With the cost of running an advice business continuing to increase, the Association of Financial Advisers (AFA) believes the proposed Single Disciplinary Body should only focus on significant issues as it is primarily concerned with the cost and complexity of running the body.
In its submission to the Financial Sector Reform (Hayne Royal Commission Response – a New Disciplinary System for Financial Advisers) Bill 2021, it said minor matters should not need to be reported to the Financial Services Credit Panel (FSCP) and matters of a more moderate nature should be dealt through an administrative process rather than a panel.
“We believe that there needs to be a sensible and efficient mechanism for matters to be triaged and that only significant matters should end up being reviewed as part of the panel process. Also FSCPs should be set up to consider multiple issues, and not just single matters,” it said.
“We note that it is proposed that Australian Securities and Investments Commission [ASIC] will triage all matters. We have reservations about the impact of this on the timing of the FSCP dealing with matters. We address this further in our recommendation that an FSCP secretariat be established, and they be the body responsible for triaging.”

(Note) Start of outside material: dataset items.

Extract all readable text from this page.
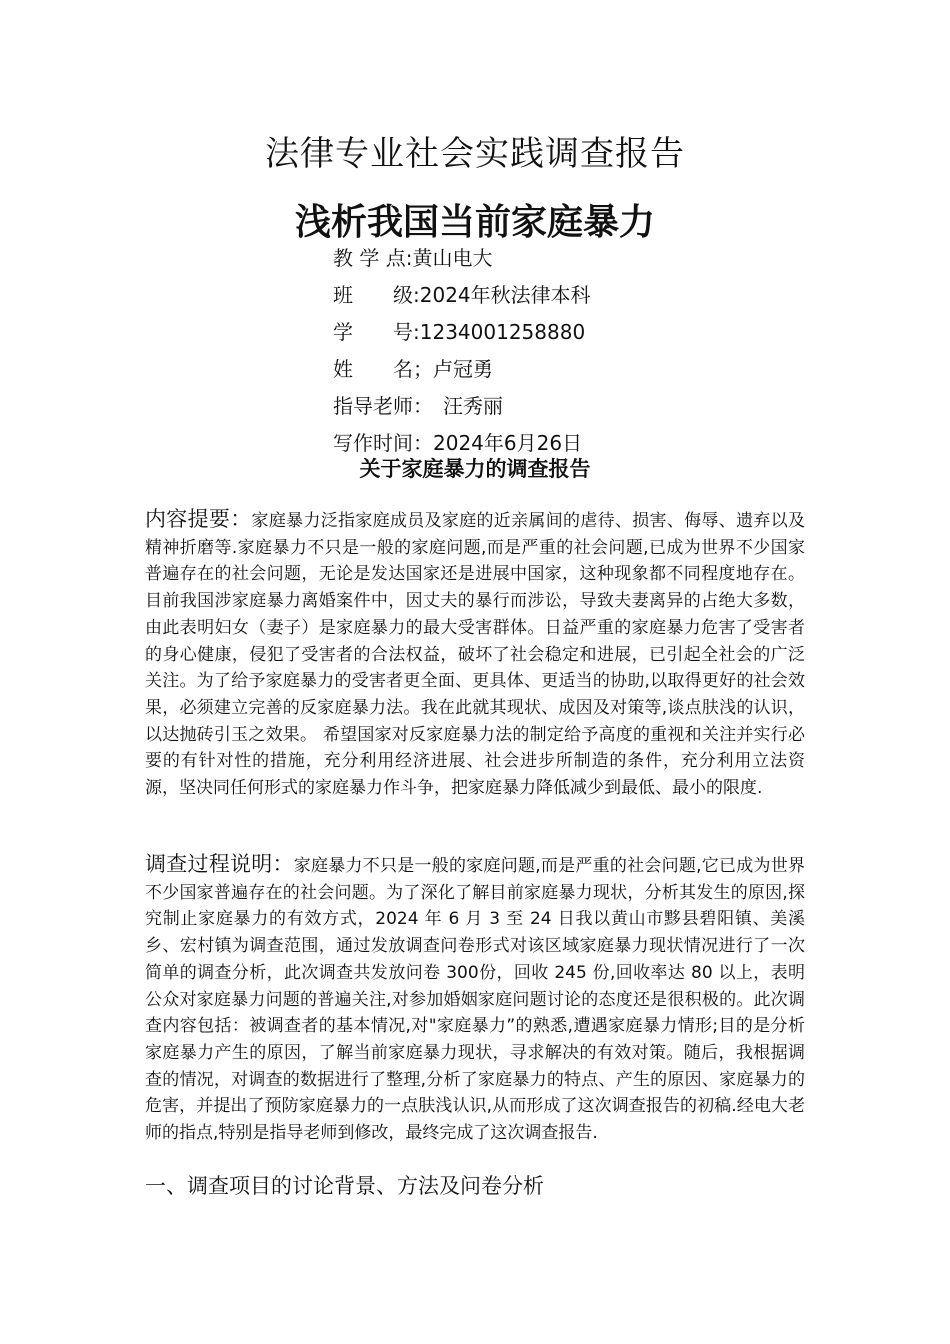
法律专业社会实践调查报告
浅析我国当前家庭暴力
教 学 点:黄山电大
班　　级:2024年秋法律本科
学　　号:1234001258880
姓　　名；卢冠勇
指导老师： 汪秀丽
写作时间：2024年6月26日
关于家庭暴力的调查报告

内容提要：家庭暴力泛指家庭成员及家庭的近亲属间的虐待、损害、侮辱、遗弃以及精神折磨等.家庭暴力不只是一般的家庭问题,而是严重的社会问题,已成为世界不少国家普遍存在的社会问题，无论是发达国家还是进展中国家，这种现象都不同程度地存在。目前我国涉家庭暴力离婚案件中，因丈夫的暴行而涉讼，导致夫妻离异的占绝大多数，由此表明妇女（妻子）是家庭暴力的最大受害群体。日益严重的家庭暴力危害了受害者的身心健康，侵犯了受害者的合法权益，破坏了社会稳定和进展，已引起全社会的广泛关注。为了给予家庭暴力的受害者更全面、更具体、更适当的协助,以取得更好的社会效果，必须建立完善的反家庭暴力法。我在此就其现状、成因及对策等,谈点肤浅的认识，以达抛砖引玉之效果。 希望国家对反家庭暴力法的制定给予高度的重视和关注并实行必要的有针对性的措施，充分利用经济进展、社会进步所制造的条件，充分利用立法资源，坚决同任何形式的家庭暴力作斗争，把家庭暴力降低减少到最低、最小的限度.

调查过程说明：家庭暴力不只是一般的家庭问题,而是严重的社会问题,它已成为世界不少国家普遍存在的社会问题。为了深化了解目前家庭暴力现状，分析其发生的原因,探究制止家庭暴力的有效方式，2024 年 6 月 3 至 24 日我以黄山市黟县碧阳镇、美溪乡、宏村镇为调查范围，通过发放调查问卷形式对该区域家庭暴力现状情况进行了一次简单的调查分析，此次调查共发放问卷 300份，回收 245 份,回收率达 80 以上，表明公众对家庭暴力问题的普遍关注,对参加婚姻家庭问题讨论的态度还是很积极的。此次调查内容包括：被调查者的基本情况,对"家庭暴力”的熟悉,遭遇家庭暴力情形;目的是分析家庭暴力产生的原因，了解当前家庭暴力现状，寻求解决的有效对策。随后，我根据调查的情况，对调查的数据进行了整理,分析了家庭暴力的特点、产生的原因、家庭暴力的危害，并提出了预防家庭暴力的一点肤浅认识,从而形成了这次调查报告的初稿.经电大老师的指点,特别是指导老师到修改，最终完成了这次调查报告.

一、调查项目的讨论背景、方法及问卷分析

The submission noted that the exposure draft legislation and the explanatory material was not clear on how all matters would be directed to ASIC.
“Whilst it is apparent how matters that result from consumer complaints to ASIC and breaches reported to ASIC will be captured by this regime, it is less obvious how other matters will flow through to ASIC,” the AFA said.
“For example, Australian Financial Complaints authority [AFCA] only pass on certain matters to ASIC at present, including those that are considered to be ‘systemic’. There is no current model for professional associations to pass matters on to ASIC. How will the flow of these matters be regulated? We believe that this needs to be explained and privacy issues with the passing on of personal information needs to be considered.”
AFA also said it was concerned that the funding of the disciplinary regime would implicate future ASIC funding levy amounts given the regime would be funded through the new adviser registration fee and an increase in the ASIC funding levy.
“It is concerning that there is no indication of what the impact is likely to be, however it would obviously be very substantial,” it said.